November 21, 2013
Letters, Maine

Rate increase

Bangor Daily News | Posted Nov. 19, 2013 |

The BDN ran the article, ” Bangor Hydro seeks a rate increase” on Nov. 14. One of the most important facts that was not mentioned or reported was the fact that the parent owner of Bangor Hydro is a Canadian company Emera, who happens to own 49 percent of Boston-based First Wind. Bangor Hydro is claiming that the need to increase the rates on Maine’s citizens is based on the “renewable” energy requirements set forth by the Maine Legislature.

Yet, the same company that owns Bangor Hydro is the same company putting up the industrial turbines such as Bull Hill, Mars Hill, Rollins and Stetson.

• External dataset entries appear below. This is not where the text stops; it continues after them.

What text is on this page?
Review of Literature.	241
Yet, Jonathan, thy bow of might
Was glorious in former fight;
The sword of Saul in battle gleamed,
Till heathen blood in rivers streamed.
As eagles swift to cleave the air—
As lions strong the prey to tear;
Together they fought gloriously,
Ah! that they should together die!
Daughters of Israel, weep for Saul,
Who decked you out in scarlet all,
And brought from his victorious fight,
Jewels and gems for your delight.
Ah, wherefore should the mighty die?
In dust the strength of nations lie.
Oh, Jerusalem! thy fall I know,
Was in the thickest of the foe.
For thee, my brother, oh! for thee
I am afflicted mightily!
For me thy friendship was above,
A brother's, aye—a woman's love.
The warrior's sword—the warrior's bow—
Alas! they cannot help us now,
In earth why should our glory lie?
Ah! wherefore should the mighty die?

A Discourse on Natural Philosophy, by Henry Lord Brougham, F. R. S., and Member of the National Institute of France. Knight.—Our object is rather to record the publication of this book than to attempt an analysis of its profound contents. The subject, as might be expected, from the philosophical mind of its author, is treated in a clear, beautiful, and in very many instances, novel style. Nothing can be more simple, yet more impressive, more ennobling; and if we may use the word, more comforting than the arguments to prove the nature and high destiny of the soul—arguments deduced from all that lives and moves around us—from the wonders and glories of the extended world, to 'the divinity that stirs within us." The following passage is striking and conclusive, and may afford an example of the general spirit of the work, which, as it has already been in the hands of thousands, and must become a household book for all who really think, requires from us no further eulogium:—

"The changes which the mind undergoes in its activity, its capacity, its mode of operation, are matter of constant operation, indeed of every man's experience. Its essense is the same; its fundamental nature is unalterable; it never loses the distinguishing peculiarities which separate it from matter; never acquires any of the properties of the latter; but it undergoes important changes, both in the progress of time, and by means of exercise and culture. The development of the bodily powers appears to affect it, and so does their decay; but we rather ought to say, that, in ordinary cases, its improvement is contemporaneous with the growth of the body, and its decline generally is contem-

A basic tenet of free-market capitalism and economics is the following: As the supply of any product, good or services increases, with a static demand curve, the corresponding price for those products will decrease in relative proportion. What Emera has managed to do is amazing. It has increased the supply of electricity produced in Maine through a subsidiary company, First Wind, and is seeking to increase the price born by Maine citizens.

The dirty truth is that Maine citizens are paying for transmission upgrades for the industrial wind turbines for electricity that does not stay in Maine but is sold to Massachusetts, Connecticut and Rhode Island through power purchase agreements. Hence, the basic laws of economics are true: The supply of electricity did not go up in Maine, but the cost of transmitting it to Massachusetts has gone up and, hence, the price increase.